Is there a problem with the TTOC members.area at the moment - it just says, "this board is currently unavailable" and won't let me access the control panel or anything. :?


----------



## TT Owners Club (Mar 5, 2006)

The hosting company have been contacted for a resolution


----------



## Gazzer (Jun 12, 2010)

TT Owners Club said:


> The hosting company have been contacted for a resolution


so i assume others have no access either?


John-H said:


> Is there a problem with the TTOC members.area at the moment - it just says, "this board is currently unavailable" and won't let me access the control panel or anything. :?


 asking the wrong questions John :roll:


----------



## Hoggy (May 8, 2002)

Hi, I PM'd Nem earlier about server errors & then site taken down to repair prob, I assume.
Hoggy.


----------



## Nyxx (May 1, 2012)

Yes it's down ATM John.


Gazzer said:


> so i assume others have no access either?


Yes Gaz you assumed right.


----------



## Gazzer (Jun 12, 2010)

Nyxx said:


> Yes it's down ATM John.
> 
> 
> Gazzer said:
> ...


Nick pay the bill ya tight git lol :roll:


----------



## phope (Mar 26, 2006)

Might need one of these to power it...


----------



## Gazzer (Jun 12, 2010)

that Peter is the mk2 flux capacitor of power adaptors :lol:


----------



## YELLOW_TT (Feb 25, 2004)

Yep looks like its down I can't log in either :?


----------



## Gazzer (Jun 12, 2010)

YELLOW_TT said:


> Yep looks like its down I can't log in either :?
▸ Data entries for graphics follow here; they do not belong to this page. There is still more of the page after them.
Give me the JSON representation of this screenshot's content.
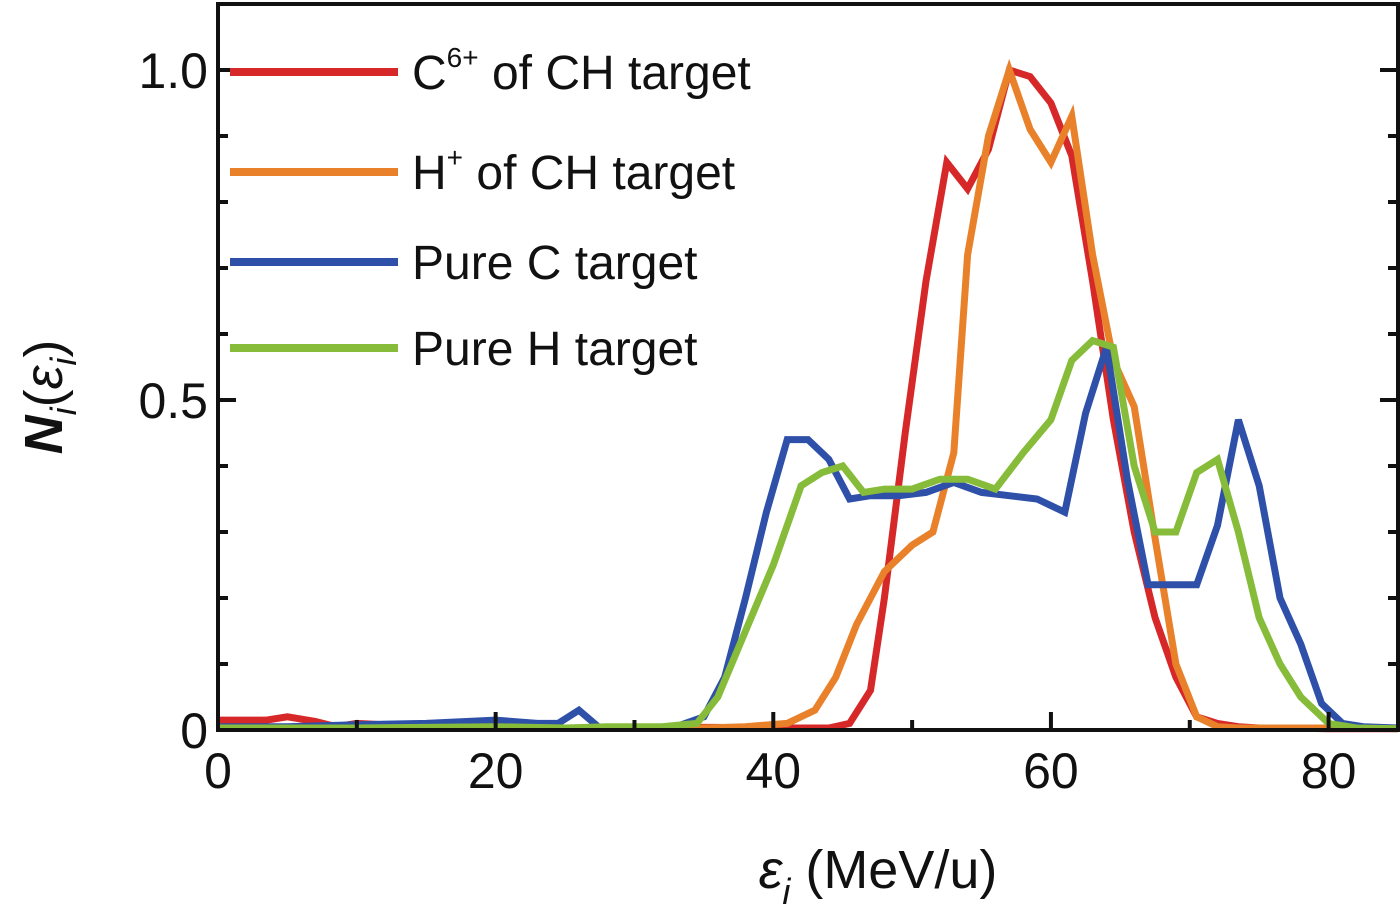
{
  "chart_data": {
    "type": "line",
    "xlabel": {
      "main": "ε",
      "sub": "i",
      "unit": " (MeV/u)"
    },
    "ylabel": {
      "main": "N",
      "sub": "i",
      "open": "(",
      "arg": "ε",
      "argsub": "i",
      "close": ")"
    },
    "xlim": [
      0,
      85
    ],
    "ylim": [
      0,
      1.1
    ],
    "xticks": [
      0,
      20,
      40,
      60,
      80
    ],
    "xtick_labels": [
      "0",
      "20",
      "40",
      "60",
      "80"
    ],
    "yticks": [
      0,
      0.5,
      1.0
    ],
    "ytick_labels": [
      "0",
      "0.5",
      "1.0"
    ],
    "legend_position": "top-left",
    "series": [
      {
        "name": "C of CH target",
        "name_base": "C",
        "name_sup": "6+",
        "name_rest": " of CH target",
        "color": "#d62828",
        "x": [
          0,
          3.5,
          5,
          7,
          8.5,
          10,
          12,
          14,
          16,
          18,
          20,
          22,
          24,
          26,
          28,
          30,
          32,
          34,
          36,
          38,
          40,
          42,
          44,
          45.5,
          47,
          48,
          49.5,
          51,
          52.5,
          54,
          55.5,
          57,
          58.5,
          60,
          61.5,
          63,
          64.5,
          66,
          67.5,
          69,
          70.5,
          72,
          73.5,
          75,
          77,
          80,
          85
        ],
        "y": [
          0.015,
          0.015,
          0.02,
          0.013,
          0.005,
          0.01,
          0.008,
          0.008,
          0.005,
          0.005,
          0.005,
          0.005,
          0.003,
          0.003,
          0.003,
          0.004,
          0.004,
          0.004,
          0.004,
          0.003,
          0.003,
          0.003,
          0.003,
          0.01,
          0.06,
          0.2,
          0.45,
          0.68,
          0.86,
          0.82,
          0.88,
          1.0,
          0.99,
          0.95,
          0.87,
          0.68,
          0.47,
          0.3,
          0.17,
          0.08,
          0.02,
          0.01,
          0.005,
          0.003,
          0.003,
          0.002,
          0.002
        ]
      },
      {
        "name": "H of CH target",
        "name_base": "H",
        "name_sup": "+",
        "name_rest": " of CH target",
        "color": "#e8812a",
        "x": [
          0,
          10,
          20,
          28,
          32,
          35,
          38,
          41,
          43,
          44.5,
          46,
          48,
          50,
          51.5,
          53,
          54,
          55.5,
          57,
          58.5,
          60,
          61.5,
          63,
          64.5,
          66,
          67.5,
          69,
          70.5,
          72,
          73.5,
          75,
          80,
          85
        ],
        "y": [
          0.003,
          0.003,
          0.003,
          0.003,
          0.003,
          0.003,
          0.005,
          0.01,
          0.03,
          0.08,
          0.16,
          0.24,
          0.28,
          0.3,
          0.42,
          0.72,
          0.9,
          1.0,
          0.91,
          0.86,
          0.93,
          0.72,
          0.56,
          0.49,
          0.29,
          0.1,
          0.02,
          0.005,
          0.003,
          0.003,
          0.003,
          0.003
        ]
      },
      {
        "name": "Pure C target",
        "name_base": "Pure C target",
        "name_sup": "",
        "name_rest": "",
        "color": "#2e50a8",
        "x": [
          0,
          5,
          10,
          15,
          20,
          23,
          24.5,
          26,
          27.5,
          29,
          31,
          33,
          35,
          36.5,
          38,
          39.5,
          41,
          42.5,
          44,
          45.5,
          47,
          49,
          51,
          53,
          55,
          57,
          59,
          61,
          62.5,
          64,
          65.5,
          67,
          69,
          70.5,
          72,
          73.5,
          75,
          76.5,
          78,
          79.5,
          81,
          82.5,
          85
        ],
        "y": [
          0.005,
          0.005,
          0.008,
          0.01,
          0.015,
          0.01,
          0.01,
          0.03,
          0.003,
          0.003,
          0.003,
          0.005,
          0.02,
          0.08,
          0.2,
          0.33,
          0.44,
          0.44,
          0.41,
          0.35,
          0.355,
          0.355,
          0.36,
          0.375,
          0.36,
          0.355,
          0.35,
          0.33,
          0.48,
          0.58,
          0.38,
          0.22,
          0.22,
          0.22,
          0.31,
          0.47,
          0.37,
          0.2,
          0.13,
          0.04,
          0.01,
          0.005,
          0.003
        ]
      },
      {
        "name": "Pure H target",
        "name_base": "Pure H target",
        "name_sup": "",
        "name_rest": "",
        "color": "#86bc3a",
        "x": [
          0,
          10,
          20,
          25,
          28,
          32,
          34.5,
          36,
          38,
          40,
          42,
          43.5,
          45,
          46.5,
          48,
          50,
          52,
          54,
          56,
          58,
          60,
          61.5,
          63,
          64.5,
          66,
          67.5,
          69,
          70.5,
          72,
          73.5,
          75,
          76.5,
          78,
          80,
          82,
          85
        ],
        "y": [
          0.003,
          0.003,
          0.005,
          0.003,
          0.005,
          0.005,
          0.01,
          0.05,
          0.15,
          0.25,
          0.37,
          0.39,
          0.4,
          0.36,
          0.365,
          0.365,
          0.38,
          0.38,
          0.365,
          0.42,
          0.47,
          0.56,
          0.59,
          0.58,
          0.4,
          0.3,
          0.3,
          0.39,
          0.41,
          0.3,
          0.17,
          0.1,
          0.05,
          0.01,
          0.003,
          0.002
        ]
      }
    ]
  }
}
Our own yellow is now orange  getting her re sprayed Andy?


----------



## Wallsendmag (Feb 12, 2004)

Gazzer said:


> YELLOW_TT said:
> 
> 
> > Yep looks like its down I can't log in either :?
> ...


He's seen the light


----------



## YELLOW_TT (Feb 25, 2004)

Gazzer said:


> YELLOW_TT said:
> 
> 
> > Yep looks like its down I can't log in either :?
> ...


Wash your mouth out young man never never and never again :?


----------



## JorgeTTCQ (May 7, 2002)

It's working again


----------



## Coope (Dec 30, 2005)

Just a thought but who do we use to host the Website ?
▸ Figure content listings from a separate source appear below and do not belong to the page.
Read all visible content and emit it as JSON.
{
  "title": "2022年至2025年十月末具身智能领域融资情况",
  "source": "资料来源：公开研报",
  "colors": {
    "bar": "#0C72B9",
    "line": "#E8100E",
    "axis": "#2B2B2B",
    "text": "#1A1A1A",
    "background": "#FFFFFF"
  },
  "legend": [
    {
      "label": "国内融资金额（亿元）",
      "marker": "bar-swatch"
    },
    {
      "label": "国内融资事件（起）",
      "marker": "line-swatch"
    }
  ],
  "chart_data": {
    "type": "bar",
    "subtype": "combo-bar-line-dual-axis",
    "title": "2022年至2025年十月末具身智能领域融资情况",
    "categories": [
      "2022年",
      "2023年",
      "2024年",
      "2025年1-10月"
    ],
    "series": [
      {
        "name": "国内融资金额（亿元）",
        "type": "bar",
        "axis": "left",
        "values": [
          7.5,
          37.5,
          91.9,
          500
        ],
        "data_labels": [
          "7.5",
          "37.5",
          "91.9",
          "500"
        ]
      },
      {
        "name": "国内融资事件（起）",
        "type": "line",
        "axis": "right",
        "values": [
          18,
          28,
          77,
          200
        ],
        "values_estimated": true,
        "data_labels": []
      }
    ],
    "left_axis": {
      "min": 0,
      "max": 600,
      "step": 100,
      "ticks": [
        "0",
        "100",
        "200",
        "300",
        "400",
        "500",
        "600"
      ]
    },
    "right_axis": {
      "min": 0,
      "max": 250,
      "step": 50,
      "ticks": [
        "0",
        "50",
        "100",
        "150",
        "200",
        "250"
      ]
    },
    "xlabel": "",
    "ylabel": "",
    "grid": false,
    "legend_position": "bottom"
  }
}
I ask because my son Matt works for a company called Nimbus Hosting who are amazing ( not that I'm biased  )

Gary


----------



## phope (Mar 26, 2006)

TTOC server presently uses http://www.blackfoot.co.uk/


----------



## Coope (Dec 30, 2005)

Hey Phope, thanks for getting back to me.
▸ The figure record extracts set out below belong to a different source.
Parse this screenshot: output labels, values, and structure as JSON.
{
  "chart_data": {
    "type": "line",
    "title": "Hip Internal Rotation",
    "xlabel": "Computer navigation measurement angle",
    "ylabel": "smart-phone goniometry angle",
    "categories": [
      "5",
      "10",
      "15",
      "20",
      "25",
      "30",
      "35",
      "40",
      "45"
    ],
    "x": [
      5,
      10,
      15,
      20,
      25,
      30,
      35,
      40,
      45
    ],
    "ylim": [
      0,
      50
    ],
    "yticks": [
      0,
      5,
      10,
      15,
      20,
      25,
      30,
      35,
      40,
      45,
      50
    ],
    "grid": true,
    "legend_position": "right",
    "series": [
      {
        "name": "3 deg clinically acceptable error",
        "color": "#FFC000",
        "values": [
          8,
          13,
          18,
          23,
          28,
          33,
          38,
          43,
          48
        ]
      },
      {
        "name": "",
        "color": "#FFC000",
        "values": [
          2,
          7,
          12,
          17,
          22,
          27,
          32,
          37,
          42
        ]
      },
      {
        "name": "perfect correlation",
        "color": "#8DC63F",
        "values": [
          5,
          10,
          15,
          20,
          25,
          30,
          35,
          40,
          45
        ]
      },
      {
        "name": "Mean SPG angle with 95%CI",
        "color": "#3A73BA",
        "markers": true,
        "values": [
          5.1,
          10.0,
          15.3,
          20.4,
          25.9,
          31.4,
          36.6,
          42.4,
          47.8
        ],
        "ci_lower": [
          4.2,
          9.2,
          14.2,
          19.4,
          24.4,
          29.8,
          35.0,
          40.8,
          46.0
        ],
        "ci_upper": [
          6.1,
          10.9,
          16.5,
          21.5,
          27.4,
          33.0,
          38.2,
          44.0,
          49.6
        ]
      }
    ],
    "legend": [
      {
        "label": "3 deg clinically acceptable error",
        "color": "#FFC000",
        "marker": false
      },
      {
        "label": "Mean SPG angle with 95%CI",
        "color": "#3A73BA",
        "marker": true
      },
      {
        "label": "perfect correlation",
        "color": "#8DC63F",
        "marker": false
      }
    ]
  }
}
Would the committee be interested in talking to Nimbus or are you guys tied in to Blackfoot ?

Gary


----------



## phope (Mar 26, 2006)

Coope said:


> Hey Phope, thanks for getting back to me.
> 
> Would the committee be interested in talking to Nimbus or are you guys tied in to Blackfoot ?
> 
> Gary


You'd be best sending a PM to Nick....he organises all the techie stuff - I just pay the bills


----------



## Coope (Dec 30, 2005)

Nick ?


----------



## Wallsendmag (Feb 12, 2004)

Nem the Chairman :wink:


----------